The JSON Reader node will only understand https-URLs but not s3. You have to provide the https-URL of the S3 object, e.g. https://my-bucket-name.s3.eu-central-1.amazonaws.com/my/file.txt In case the bucket requires authentication use the Amazon S3 Connection nodes in combination with the Amazon S3 File Picker in order to create a pre-signed https-URL. Or you provide such a pre-signed URL directly.

1 Like

Hi @thor,

I have used Amazon s3 connector node then Amazon s3 file ,and assigning the pRe-signed URL to flow variable , feeding this variable as in put to json reader now after execution I get error-“Execute failed: Expected end of input, but there were content: START_ARRAY” do we need to download the file somehow before reading it through json reader node.I am attaching the screen shot of the workflow.Please let me know if I am missing something.

image

Its sounds like you are not reading a valid JSON file.
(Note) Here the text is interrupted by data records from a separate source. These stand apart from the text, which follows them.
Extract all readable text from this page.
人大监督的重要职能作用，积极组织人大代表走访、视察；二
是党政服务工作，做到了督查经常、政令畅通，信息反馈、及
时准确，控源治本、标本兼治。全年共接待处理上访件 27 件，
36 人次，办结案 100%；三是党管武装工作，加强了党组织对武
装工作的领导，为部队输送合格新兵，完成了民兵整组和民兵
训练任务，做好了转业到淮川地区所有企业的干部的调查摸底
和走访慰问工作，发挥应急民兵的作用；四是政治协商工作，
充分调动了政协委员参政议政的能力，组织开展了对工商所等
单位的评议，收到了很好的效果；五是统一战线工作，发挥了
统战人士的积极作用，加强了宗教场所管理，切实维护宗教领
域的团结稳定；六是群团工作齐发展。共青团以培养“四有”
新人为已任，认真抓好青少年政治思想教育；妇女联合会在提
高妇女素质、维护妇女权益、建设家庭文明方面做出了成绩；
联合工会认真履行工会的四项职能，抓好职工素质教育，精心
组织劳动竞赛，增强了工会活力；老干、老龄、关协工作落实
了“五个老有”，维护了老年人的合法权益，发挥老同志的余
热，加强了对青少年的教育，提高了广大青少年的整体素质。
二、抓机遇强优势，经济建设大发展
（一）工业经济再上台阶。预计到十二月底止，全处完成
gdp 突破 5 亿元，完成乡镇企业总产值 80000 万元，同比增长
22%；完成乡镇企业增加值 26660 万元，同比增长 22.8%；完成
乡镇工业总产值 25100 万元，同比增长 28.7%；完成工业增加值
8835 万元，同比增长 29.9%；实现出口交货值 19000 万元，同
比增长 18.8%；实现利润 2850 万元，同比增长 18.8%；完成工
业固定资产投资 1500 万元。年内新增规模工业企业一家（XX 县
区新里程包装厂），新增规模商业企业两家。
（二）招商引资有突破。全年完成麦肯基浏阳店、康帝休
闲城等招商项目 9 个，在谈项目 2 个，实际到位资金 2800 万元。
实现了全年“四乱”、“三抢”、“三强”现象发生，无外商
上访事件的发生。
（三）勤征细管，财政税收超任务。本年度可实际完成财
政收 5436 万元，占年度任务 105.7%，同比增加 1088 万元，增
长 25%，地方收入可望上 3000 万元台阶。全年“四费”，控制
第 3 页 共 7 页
The error indicates that there is more data after the root object.

Hey @thor, I managed to read the file I wanted from S3 but now want to re-upload the modulated file to S3 (i.e. with the CSV writer). I can’t seem to manage to give the CSV writer a valid pre-signed S3 URL that points to a folder rather than a file (which I would get from the S3 File Pcicker).

Can you help me out here?

Hi there @Shore23,

welcome to KNIME Community!

Currently it is not possible to write to S3 with a CSV Writer node (for example with Parquet Writer it is). But there is a ticket for it and will add +1 to it.

Br,
Ivan

Thanks @ipazin!

Is there a list of nodes that are able to write to S3 apart from the Parquet writer?
Otherwise, what do you think could be a timeframe for the CSV writer ticket to be developed?

Best,
J.

Hi there,

you are welcome.

Well as a workaround you can use following approach:

WritingToS3

Create Temp Dir node has option to Delete directory on reset so that takes care of deleting file. Not ideal but should work.

Only Parquet for now but this is area under active development so there should be new functionalities with every release. No time frames, stay tuned :wink:

Br,
Ivan

This topic was automatically closed 182 days after the last reply. New replies are no longer allowed.